The std libraries are "standard" libraries, in that for a C compiler to be compliant to a standard (e.g. C99), these libraries must be "include-able." For an interesting example that might help in understanding what this means, have a look at Jessica McKellar's challenge here:
http://blog.ksplice.com/2010/03/libc-free-world/
Edit: The above link has died (thanks Oracle...)
I think this link mirrors the article: https://sudonull.com/post/178679-Hello-from-the-libc-free-world-Part-1
The CRT is part of the C language just as much as the keywords and the syntax. If you are using C, your compiler MUST provide an implementation for your target platform.
Edit:
It's the same as the STL for C++. All languages have a standard library. Maybe assembler as the exception, or some other seriously low level languages. But most medium/high levels have standard libs.
The Standard C Library is part of ANSI C89/ISO C90. I've recently been working on the library for a C compiler that previously was not ANSI-compliant.
The book The Standard C Library by P.J. Plauger was a great reference for that project. In addition to spelling out the requirements of the standard, Plauger explains the history of each .h file and the reasons behind some of the API design. He also provides a full implementation of the library, something that helped me greatly when something in the standard wasn't clear.
The standard describes the macros, types and functions for each of 15 header files (include stdio.h, stdlib.h, but also float.h, limits.h, math.h, locale.h and more).
A compiler can't claim to be ANSI C unless it includes the standard library.
Assembly language has simple commands that move values to registers of the CPU, memory, and other basic functions, as well as perform the core capabilities and calculations of the machine.
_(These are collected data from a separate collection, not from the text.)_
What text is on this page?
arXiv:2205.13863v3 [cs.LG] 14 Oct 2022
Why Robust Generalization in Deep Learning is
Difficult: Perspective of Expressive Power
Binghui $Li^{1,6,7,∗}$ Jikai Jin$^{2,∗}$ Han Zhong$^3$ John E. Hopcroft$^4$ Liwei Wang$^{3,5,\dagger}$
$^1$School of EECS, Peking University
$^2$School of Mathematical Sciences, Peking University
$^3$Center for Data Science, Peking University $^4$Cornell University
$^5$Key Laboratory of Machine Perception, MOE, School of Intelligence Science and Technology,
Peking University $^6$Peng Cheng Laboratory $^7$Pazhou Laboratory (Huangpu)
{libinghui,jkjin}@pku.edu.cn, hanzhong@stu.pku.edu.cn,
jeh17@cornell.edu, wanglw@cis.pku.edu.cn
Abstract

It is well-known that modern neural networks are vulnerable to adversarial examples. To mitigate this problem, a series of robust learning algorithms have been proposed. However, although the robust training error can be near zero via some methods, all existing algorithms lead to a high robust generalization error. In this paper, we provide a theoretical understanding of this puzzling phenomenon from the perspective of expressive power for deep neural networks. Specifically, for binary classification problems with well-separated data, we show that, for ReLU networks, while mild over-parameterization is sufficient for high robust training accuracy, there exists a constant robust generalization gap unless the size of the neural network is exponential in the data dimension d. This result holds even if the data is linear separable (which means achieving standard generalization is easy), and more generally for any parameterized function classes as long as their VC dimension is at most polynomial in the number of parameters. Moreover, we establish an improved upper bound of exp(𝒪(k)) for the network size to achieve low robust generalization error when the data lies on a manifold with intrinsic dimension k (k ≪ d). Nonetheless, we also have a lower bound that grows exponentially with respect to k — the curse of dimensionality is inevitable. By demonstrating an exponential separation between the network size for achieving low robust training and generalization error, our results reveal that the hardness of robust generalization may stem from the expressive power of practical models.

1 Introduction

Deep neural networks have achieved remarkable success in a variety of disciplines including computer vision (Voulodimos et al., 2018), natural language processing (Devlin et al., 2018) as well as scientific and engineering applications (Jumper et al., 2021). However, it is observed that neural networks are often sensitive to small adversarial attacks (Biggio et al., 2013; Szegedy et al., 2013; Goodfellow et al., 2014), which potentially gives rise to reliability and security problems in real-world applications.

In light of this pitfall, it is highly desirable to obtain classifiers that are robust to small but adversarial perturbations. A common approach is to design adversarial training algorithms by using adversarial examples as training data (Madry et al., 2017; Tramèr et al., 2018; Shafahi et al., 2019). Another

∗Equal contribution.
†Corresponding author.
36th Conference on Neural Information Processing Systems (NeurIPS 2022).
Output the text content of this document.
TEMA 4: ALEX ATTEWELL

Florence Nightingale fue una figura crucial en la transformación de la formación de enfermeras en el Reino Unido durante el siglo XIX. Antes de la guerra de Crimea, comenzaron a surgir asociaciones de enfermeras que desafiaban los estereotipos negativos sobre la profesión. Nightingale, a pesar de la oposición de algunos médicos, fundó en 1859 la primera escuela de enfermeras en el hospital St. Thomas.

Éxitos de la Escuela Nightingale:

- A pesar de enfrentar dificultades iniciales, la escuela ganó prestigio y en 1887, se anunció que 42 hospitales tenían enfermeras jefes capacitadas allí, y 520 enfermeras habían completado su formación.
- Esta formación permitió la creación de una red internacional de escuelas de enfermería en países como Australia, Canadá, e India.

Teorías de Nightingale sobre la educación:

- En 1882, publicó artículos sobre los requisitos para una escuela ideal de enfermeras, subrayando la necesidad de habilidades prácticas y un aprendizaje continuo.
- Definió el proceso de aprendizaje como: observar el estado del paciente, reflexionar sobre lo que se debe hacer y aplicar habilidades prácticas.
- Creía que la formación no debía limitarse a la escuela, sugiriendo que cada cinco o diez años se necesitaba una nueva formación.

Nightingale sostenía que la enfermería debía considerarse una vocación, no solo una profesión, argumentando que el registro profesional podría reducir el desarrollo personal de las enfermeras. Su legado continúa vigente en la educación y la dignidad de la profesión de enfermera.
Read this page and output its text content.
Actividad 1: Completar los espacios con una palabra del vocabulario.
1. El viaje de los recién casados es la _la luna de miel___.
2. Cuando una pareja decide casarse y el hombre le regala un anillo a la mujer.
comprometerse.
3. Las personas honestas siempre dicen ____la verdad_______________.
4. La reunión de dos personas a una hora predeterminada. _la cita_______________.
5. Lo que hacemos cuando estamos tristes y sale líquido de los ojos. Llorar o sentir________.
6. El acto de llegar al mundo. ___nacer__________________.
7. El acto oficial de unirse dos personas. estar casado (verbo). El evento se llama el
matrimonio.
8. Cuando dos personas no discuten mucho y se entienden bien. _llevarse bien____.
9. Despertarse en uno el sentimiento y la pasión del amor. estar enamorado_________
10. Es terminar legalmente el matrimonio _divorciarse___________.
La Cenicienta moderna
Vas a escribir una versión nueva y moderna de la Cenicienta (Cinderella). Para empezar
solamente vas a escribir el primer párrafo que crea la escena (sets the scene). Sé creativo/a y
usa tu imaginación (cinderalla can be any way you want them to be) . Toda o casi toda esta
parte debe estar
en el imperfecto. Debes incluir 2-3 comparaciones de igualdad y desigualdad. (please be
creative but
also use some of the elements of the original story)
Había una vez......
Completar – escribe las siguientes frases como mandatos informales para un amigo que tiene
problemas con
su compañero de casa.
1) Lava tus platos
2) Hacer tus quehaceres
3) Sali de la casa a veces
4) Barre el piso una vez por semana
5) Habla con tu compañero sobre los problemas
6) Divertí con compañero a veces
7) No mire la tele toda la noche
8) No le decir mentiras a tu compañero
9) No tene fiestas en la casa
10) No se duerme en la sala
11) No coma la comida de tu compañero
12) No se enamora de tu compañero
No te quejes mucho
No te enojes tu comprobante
C libraries are basically chunks of assembly code. You can also use assembly code in your C programs. var is an assembly code instruction. When you use 0x before a number to make it Hex, that is assembly instruction. Assembly code is the readable form of machine code, which is the visual form of the actual switch states of the circuits paths.
So while the machine code, and therefore the assembly code, is built into the machine, C languages are combined of all kinds of pre-formed combinations of code, including your own functions that might be in part assembly language and in part calling on other functions of assembly language or other C libraries. So the assembly code is the foundation of all the programming, and after that it's anyone's guess about what is what. That's why there are so many languages and so few true standards.
Yes you can do a ton of stuff without libraries.
The lifesaver is __asm__ in GCC. It is a keyword so yes you can.
Mostly because every programming language is built on Assembly, and you can make system calls directly under some OSes.